Adoption Awareness Month

Submitted by Nevada Department of Human Services Division of Child and Family Services | Rural Region

Nevada Division of Child and Family Services Supports Adoption Awareness Month 

Parker is 12. He likes dirt bikes, football and wrestling — “boy things,” he calls them. He also likes ice cream, books and science class (for the fun experiments). And he dreams of growing up with an adoptive family.
To learn more about Parker, visit: https://dcfs.nv.gov/Programs/CWS/Adoption/ChildrenAvailable/ChildrenAvailable/

November is Adoption Awareness Month and the Nevada Division of Child and Family Services says several rural Nevada children need permanent homes. 

The Division has launched a pilot program with Family-Match, a data-driven tool child welfare professionals can use to identify and evaluate prospective adoptive families. With this tool, prospective adoptive families add their profiles and wait for adoption recruiters to reach out to them for potential matches with youth. 
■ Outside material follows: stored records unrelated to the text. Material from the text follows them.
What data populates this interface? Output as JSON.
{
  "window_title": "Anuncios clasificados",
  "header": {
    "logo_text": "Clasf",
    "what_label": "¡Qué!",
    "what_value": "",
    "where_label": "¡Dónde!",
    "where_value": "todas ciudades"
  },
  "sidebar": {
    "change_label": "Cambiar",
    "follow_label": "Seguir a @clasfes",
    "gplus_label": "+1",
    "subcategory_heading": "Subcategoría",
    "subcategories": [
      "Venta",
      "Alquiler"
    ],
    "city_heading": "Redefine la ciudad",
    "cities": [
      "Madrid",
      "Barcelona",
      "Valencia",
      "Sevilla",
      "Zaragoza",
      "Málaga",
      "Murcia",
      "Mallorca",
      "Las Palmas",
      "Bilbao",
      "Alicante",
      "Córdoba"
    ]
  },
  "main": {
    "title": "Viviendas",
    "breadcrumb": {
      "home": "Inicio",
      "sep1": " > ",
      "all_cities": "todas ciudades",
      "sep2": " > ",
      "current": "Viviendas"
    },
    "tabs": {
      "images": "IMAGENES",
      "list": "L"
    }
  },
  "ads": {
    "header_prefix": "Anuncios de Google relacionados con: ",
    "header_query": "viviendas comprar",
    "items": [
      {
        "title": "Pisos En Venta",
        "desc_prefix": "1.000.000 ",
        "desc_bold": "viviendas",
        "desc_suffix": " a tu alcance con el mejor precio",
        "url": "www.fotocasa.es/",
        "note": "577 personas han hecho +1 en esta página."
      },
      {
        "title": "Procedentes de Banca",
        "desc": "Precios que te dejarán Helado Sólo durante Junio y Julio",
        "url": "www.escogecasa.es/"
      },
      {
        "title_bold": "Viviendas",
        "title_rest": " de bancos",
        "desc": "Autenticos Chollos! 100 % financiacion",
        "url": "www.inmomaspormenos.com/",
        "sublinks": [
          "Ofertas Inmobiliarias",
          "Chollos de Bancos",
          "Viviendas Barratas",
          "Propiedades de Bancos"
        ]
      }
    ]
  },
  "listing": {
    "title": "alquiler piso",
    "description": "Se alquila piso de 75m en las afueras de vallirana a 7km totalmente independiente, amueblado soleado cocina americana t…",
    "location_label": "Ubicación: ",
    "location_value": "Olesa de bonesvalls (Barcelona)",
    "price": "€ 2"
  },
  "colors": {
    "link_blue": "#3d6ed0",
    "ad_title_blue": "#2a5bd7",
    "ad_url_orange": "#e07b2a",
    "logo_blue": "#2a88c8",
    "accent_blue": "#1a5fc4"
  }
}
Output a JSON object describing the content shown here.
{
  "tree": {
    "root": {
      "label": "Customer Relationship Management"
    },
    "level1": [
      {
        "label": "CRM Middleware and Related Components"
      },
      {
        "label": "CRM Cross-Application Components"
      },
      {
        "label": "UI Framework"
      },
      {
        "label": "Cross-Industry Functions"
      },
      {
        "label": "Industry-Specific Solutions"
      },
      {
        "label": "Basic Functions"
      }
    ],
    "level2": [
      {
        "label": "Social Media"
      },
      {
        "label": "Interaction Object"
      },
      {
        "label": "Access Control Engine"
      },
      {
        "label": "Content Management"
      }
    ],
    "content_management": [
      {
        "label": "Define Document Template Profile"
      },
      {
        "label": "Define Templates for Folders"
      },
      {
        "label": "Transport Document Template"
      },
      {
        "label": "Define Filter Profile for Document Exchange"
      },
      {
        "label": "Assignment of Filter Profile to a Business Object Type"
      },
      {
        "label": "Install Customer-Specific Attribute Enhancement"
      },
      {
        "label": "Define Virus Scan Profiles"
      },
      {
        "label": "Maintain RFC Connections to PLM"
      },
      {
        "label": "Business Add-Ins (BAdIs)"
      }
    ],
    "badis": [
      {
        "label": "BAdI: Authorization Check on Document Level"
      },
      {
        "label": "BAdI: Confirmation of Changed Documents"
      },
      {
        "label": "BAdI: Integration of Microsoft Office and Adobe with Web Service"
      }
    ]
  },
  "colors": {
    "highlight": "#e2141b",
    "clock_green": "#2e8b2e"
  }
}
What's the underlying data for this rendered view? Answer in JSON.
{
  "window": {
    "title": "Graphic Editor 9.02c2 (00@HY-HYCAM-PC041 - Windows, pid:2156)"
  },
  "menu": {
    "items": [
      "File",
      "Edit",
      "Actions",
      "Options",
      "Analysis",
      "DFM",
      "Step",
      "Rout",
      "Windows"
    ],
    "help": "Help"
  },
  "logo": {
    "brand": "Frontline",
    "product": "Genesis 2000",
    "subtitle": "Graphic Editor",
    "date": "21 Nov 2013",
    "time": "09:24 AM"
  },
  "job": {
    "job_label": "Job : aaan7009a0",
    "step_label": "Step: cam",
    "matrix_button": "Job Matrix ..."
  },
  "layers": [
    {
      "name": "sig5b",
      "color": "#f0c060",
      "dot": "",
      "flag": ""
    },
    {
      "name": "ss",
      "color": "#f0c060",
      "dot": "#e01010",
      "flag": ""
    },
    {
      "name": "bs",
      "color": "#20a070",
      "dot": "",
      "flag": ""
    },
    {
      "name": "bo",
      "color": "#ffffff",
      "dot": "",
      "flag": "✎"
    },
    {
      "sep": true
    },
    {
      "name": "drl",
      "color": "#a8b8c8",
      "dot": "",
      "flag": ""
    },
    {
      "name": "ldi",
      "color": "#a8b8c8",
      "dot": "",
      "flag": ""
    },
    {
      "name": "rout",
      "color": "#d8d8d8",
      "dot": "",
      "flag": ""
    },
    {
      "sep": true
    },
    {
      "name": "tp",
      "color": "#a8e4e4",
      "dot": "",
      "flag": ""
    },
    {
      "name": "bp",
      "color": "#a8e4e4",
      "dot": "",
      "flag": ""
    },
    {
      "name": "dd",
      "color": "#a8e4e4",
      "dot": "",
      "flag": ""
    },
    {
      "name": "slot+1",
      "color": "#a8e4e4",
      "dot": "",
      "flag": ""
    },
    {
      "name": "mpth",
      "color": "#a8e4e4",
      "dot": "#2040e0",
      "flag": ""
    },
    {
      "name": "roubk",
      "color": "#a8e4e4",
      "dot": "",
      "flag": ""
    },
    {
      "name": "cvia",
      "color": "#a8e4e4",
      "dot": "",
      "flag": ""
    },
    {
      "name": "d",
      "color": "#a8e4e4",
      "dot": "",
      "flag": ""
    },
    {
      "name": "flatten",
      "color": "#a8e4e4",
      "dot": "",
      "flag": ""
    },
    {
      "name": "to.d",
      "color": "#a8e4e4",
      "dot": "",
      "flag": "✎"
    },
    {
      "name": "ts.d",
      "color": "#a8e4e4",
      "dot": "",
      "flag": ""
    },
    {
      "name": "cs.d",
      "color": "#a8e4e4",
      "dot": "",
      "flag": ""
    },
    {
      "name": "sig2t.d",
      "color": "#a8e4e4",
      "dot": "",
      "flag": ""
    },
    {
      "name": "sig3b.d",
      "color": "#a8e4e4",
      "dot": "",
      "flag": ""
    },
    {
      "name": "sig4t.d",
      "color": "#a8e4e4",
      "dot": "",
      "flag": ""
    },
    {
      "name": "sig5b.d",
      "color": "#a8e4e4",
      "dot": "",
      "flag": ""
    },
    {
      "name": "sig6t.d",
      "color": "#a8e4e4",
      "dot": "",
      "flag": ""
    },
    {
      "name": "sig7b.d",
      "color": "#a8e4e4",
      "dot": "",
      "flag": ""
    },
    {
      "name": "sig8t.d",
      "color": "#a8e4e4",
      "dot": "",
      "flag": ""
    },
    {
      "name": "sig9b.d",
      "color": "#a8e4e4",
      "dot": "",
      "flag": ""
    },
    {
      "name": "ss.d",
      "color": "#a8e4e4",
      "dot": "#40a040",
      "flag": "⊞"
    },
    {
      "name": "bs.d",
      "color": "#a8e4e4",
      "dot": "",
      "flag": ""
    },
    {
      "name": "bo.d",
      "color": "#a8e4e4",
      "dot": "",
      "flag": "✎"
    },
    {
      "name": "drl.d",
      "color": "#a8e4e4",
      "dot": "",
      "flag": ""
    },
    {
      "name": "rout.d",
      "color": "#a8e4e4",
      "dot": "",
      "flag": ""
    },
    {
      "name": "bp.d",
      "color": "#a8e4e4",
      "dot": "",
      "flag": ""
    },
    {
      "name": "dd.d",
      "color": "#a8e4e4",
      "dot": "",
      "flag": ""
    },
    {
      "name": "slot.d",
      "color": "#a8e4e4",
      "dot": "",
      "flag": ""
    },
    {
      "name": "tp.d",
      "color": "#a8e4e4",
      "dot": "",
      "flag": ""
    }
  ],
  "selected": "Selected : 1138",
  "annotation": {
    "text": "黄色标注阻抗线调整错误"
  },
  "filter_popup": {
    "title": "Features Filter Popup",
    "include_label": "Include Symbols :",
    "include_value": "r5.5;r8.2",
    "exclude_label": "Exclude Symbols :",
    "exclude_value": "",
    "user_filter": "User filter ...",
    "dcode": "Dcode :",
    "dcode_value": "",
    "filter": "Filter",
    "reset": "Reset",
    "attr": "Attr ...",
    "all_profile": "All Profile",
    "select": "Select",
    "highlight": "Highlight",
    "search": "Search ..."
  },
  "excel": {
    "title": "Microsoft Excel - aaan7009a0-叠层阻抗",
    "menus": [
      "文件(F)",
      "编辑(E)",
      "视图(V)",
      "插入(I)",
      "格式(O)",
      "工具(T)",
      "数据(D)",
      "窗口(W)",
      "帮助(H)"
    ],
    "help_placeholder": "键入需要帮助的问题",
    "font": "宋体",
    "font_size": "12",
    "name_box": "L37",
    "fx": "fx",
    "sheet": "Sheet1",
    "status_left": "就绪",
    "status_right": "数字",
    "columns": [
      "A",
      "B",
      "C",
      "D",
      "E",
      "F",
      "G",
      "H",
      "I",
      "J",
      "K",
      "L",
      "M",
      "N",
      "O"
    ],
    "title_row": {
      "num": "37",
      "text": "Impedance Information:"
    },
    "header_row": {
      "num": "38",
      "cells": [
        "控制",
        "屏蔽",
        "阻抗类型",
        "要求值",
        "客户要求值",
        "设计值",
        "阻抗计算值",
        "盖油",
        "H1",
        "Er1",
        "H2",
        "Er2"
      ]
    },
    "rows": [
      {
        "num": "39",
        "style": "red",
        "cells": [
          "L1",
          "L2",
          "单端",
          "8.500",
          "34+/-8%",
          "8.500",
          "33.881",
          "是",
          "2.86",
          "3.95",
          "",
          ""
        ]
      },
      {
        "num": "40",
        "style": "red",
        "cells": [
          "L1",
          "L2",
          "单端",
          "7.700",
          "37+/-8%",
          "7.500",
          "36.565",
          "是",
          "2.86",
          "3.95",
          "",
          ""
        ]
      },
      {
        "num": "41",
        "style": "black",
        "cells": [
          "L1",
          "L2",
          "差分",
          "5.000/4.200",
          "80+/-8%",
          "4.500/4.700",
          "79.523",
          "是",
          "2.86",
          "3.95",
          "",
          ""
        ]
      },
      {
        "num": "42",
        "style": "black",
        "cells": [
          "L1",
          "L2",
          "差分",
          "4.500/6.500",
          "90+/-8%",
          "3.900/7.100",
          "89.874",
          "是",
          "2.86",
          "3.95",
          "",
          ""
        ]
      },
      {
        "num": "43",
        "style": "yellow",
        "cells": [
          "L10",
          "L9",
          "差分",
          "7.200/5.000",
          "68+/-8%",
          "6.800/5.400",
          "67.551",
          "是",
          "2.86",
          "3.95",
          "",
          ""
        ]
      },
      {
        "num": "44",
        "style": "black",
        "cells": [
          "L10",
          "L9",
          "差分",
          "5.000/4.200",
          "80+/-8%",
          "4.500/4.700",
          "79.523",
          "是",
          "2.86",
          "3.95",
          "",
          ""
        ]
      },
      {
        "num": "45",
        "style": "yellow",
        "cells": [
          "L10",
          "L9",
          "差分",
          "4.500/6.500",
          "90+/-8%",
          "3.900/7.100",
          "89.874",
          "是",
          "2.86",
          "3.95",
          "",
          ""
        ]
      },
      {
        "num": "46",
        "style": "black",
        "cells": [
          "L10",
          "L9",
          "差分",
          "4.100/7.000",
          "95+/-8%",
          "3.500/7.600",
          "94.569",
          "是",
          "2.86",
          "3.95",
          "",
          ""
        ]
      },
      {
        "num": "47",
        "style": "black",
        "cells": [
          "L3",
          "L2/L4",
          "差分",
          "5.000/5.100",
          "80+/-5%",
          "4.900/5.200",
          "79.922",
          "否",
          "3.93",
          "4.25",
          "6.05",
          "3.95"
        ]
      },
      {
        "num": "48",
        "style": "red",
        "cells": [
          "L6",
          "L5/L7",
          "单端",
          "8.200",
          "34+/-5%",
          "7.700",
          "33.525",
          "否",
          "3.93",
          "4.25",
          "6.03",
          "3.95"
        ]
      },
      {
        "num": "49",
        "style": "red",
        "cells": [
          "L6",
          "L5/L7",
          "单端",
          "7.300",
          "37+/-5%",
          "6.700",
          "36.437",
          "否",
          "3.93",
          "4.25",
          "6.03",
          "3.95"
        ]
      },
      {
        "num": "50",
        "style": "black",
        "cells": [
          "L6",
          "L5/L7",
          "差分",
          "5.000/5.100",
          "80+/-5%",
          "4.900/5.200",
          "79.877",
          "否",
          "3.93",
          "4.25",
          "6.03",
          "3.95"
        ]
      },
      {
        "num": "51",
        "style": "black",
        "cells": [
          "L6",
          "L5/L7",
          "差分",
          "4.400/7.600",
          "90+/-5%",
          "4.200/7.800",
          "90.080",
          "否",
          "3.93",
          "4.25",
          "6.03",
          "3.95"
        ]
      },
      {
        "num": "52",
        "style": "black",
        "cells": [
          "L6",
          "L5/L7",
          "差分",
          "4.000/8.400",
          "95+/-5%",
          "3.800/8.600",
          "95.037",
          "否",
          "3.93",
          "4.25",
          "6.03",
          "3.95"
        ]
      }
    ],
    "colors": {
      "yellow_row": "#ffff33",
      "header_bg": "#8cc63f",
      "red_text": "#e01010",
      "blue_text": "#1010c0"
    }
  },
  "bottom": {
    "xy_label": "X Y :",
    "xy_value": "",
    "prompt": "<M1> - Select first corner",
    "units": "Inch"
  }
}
Children who cannot reunify with their birth families and do not have an identified permanent placement will transition to adoption recruitment; as do some teens, siblings, and children with special mental or physical needs, Division adoption recruiter and social worker Ashley Hall, LMSW, said. 

“Everybody needs someone they can rely on,” she said. “These kids have had their trust and bonds broken; that can make it harder for them to connect. But once that connection (with a new family) is made, the rewards are huge.” 

The National Council for Adoption reported that there were 36,411 children awaiting adoption nationally at the end of fiscal year 2023. 

The National Child Welfare Information Gateway reported when fiscal 2022 ended, the average time in care for all adoption awaiting children was nearly three years. 

The Division said Family-Match shortens match time and lowers disruptions, boosting completed adoptions by approximately 25%, according to Family-Match’s research. 

The Division said the financial, social and educational stability children gain when they’re adopted gives them a better shot at a successful childhood, and life. She urged families who want to adopt to do so and to prepare themselves. 

“Consider fostering or mentoring before adoption,” said Hall. “It’s a great way to get experience.” 

The Division has several tools and resources available to match children
and families as well as to support adoptive parents, including: 

· Raise the Future, a nonprofit group designing and applying evidence-based services that reduce young people’s time in foster care without a permanent family.

· The Quality Parenting Initiative, a network that shares information for better parenting, and for recruiting and retaining adoptive and foster families. 

· Just in Time, connects foster parents and other caregivers with training, peer experts and other resources. https://www.jitnevada.org/ 

· The Reel Hope Project, a nonprofit that creates videos of children awaiting adoption. 

· Family-Match, a platform that streamlines family recruitment and child placement. 

Parker also likes a book called “Middle School: The Worst Years of My Life,” and a Disney show about snakes. He imagines a career as a police officer or a semitruck driver and a life with a family. “One day, I’d like to do activities in my family, like laser tag … and riding dirt bikes,” he said.